知人が帰ってくるまでのあいだ、WEB「H」の原稿を読み返す。文章を整えて、編集者のTさんにメールで送信。テープ起こしに取り掛かって、ちょうど2週間かかった。原稿料のことを考えると、あまりにも非効率的ではあるけれど、とにかく書き終えられてよかった。ビールを飲みながら、今日観た作品の感想を、友人のAさんにメールで書いて送る。作品を観にきてくれた人たちが皆その後音信不通になってるから、よかったら感想を聞かせて欲しいと言われていたので、今日のうちに言葉にできる範囲のことをメールで送っておく。

 

××さん、こんばんは。見切れ席でもなく、後ろのほうから俯瞰して見られる、個人的にはとても良い席で観れました。ただ、到着が直前になってしまって、あわあわしていて音声ガイドのことを忘れてしまってしまいましたが……。

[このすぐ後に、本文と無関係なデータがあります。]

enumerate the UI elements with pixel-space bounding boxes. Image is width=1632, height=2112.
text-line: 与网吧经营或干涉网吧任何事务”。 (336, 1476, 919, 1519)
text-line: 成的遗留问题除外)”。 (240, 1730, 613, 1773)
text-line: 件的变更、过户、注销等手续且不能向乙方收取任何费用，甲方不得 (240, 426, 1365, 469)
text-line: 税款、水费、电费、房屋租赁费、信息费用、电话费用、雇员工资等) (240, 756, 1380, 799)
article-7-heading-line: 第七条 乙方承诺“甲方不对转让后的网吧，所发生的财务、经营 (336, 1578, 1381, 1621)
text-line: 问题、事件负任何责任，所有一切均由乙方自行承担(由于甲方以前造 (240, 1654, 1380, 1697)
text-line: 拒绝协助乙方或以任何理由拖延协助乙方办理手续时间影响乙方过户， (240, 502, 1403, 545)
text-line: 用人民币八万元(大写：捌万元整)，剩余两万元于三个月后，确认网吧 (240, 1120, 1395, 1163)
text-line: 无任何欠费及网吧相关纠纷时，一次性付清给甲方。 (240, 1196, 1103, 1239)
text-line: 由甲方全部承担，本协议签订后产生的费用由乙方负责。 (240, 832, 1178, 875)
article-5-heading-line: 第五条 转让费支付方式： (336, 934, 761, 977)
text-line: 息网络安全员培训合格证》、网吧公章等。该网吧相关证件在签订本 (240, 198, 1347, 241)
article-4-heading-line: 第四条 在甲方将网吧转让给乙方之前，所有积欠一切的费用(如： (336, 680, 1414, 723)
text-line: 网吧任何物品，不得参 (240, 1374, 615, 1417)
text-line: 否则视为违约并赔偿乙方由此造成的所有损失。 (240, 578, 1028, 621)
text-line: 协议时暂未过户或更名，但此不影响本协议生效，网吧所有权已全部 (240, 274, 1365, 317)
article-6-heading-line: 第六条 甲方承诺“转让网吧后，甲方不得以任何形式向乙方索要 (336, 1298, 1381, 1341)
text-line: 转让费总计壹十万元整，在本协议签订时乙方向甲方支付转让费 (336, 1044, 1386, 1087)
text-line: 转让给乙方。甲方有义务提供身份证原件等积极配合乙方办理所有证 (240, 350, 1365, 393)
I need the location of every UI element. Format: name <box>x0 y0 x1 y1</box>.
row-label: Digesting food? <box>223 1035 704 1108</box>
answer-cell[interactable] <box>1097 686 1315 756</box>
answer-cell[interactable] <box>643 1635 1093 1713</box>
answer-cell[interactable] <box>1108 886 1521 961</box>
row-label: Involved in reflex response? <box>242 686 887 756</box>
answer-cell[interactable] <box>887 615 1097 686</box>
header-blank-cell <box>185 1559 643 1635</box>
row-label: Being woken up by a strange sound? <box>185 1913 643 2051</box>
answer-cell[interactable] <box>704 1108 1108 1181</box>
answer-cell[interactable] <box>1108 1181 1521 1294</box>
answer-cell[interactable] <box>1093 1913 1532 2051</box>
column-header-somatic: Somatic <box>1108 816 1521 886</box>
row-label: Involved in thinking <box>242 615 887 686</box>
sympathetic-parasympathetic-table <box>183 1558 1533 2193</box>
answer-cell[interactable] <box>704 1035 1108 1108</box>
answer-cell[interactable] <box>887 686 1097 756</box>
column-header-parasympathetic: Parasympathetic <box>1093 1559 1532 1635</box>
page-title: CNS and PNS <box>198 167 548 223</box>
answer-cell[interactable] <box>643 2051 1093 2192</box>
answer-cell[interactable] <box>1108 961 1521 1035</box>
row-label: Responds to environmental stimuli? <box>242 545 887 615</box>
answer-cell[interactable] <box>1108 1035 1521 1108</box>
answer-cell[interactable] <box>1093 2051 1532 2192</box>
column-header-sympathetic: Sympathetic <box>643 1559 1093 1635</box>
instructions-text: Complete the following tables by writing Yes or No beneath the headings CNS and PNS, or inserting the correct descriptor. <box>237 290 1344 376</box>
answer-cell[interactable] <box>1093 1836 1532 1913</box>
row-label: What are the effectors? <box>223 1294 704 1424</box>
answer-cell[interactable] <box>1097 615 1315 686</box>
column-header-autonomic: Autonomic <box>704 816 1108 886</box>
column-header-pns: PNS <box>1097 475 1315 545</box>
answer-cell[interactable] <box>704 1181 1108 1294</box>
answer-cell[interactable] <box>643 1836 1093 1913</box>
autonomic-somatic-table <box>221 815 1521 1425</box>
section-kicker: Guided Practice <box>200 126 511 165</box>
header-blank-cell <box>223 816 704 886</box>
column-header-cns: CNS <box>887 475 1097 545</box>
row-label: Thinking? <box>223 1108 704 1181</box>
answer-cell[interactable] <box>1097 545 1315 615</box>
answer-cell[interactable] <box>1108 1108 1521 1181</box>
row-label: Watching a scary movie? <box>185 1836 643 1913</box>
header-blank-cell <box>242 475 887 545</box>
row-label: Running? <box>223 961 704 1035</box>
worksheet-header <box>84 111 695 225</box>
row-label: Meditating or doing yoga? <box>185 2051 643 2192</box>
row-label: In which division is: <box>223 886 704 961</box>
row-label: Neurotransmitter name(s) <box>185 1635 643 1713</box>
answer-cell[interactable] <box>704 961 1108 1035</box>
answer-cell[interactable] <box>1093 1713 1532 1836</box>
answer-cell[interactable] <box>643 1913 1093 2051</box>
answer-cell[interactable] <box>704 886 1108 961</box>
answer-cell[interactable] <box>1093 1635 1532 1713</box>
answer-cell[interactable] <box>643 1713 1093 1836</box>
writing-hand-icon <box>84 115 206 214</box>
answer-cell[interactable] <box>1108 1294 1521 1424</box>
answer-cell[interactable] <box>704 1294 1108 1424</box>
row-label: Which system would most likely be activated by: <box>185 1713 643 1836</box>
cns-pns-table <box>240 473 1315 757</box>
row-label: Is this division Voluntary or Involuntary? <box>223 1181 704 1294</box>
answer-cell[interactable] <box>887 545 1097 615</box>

作品が始まってすぐ、言葉が発語される最初の場面で、なんだかずいぶん時間が経ったんだなーと、まずはそんなことを思いました。あのときは「連休」という言葉から、すぐに「ああ、今年のゴールデンウィークは10連休で、そこで平成から令和に変わったんだよな」と連想しましたが、それがわずか1年半前のこととは思えないくらい、いろんな「連休」を過ごしたような気がして。健康雑誌の話も、やっぱり今のこの状況のことを連想して、あのときは全然そんなこと連想しなかったのにと、不思議な気持ちになりました。これは前々から思っていることですが、戯曲も含めて書かれた言葉というのはモノと同じで、人間とは無関係にずっとそこにあり続けるだけなのに、そんなふうに今の自分が置かれている状況に引きつけて受け取ってしまうなあ、と。

 今のはあまり内容の感想とは関係のない話ですが、なんだろう、印象的だったことがいくつかありました。

ひとつには、これもぼくの感覚が変わっただけなのかもしれませんが、第一部から第二部に切り替わるところの音の変化だとか、第二部で政府の役人ぽい人たちが話して退場したあとに照明が切り替わることで、舞台上に置かれたモノたちの見え方がまるで違っていて、初演のときはぼんやり観てしまっていた気がするけど、音響や照明も含めて、すごい厳密な仕事が行われているのだなあと、客席で打ちひしがれてました。たぶんこれは、初演の『消しゴム山』や、『消しゴム森』を経て、観客席にいる自分の目や耳が変わったからなんだろうなと思います。

 初演のときにぼんやり眺めていたといえば、矢澤さんが拡声器を手に登場する場面も、ああ、このシーンはここに配置されなければならなかったんだ!と、勝手に納得しながら観ていました。

 初演のときには、「舞台に立つ俳優とモノとがフラットである」ということの目新しさにばかり目が向いていたのと、最後の「観客はいなかった」の言葉が印象的だったこともあり(それと、自分がこういう仕事をしていることもあり)、「人間的尺度を疑うまなざしを客席から追体験して、人間とモノとをフラットに捉えうる視点を得た自分は、これから何をどんなふうに取材しよう?」と、初演のときには自分に引きつけて考えた部分が多かったのですが、俳優とモノとがフラットな状態というのは(そして、それを観客として見つめているというのは)すごい状態だなと、今日になって初めて思いました。

 言葉で書き連ねようとすると、なんだか抽象的になり過ぎるのでアレですが、俳優とモノとをフラットに観るということは、人間の動きを、何か小さな昆虫の動きであるとか、昆虫もまた生物なのであれですが、綿毛が飛んでいるのを眺めるようにまなざしているということでもあり、そんなふうに舞台上の俳優を見つめることの暴力性(という言葉ではうまく言い表せないのですが)を感じて、拡声器ごしの言葉が、なんだか深く残りました。

 他にも浮かんだことはいくつかあるのですが、とにかく、観れてよかったです。この作品を観たあとで、普通の劇を観たあとのように俳優に向かって拍手をするのは躊躇われてしまって、ただ舞台上を見つめたまま帰ってしまいましたが、とてもよかったです。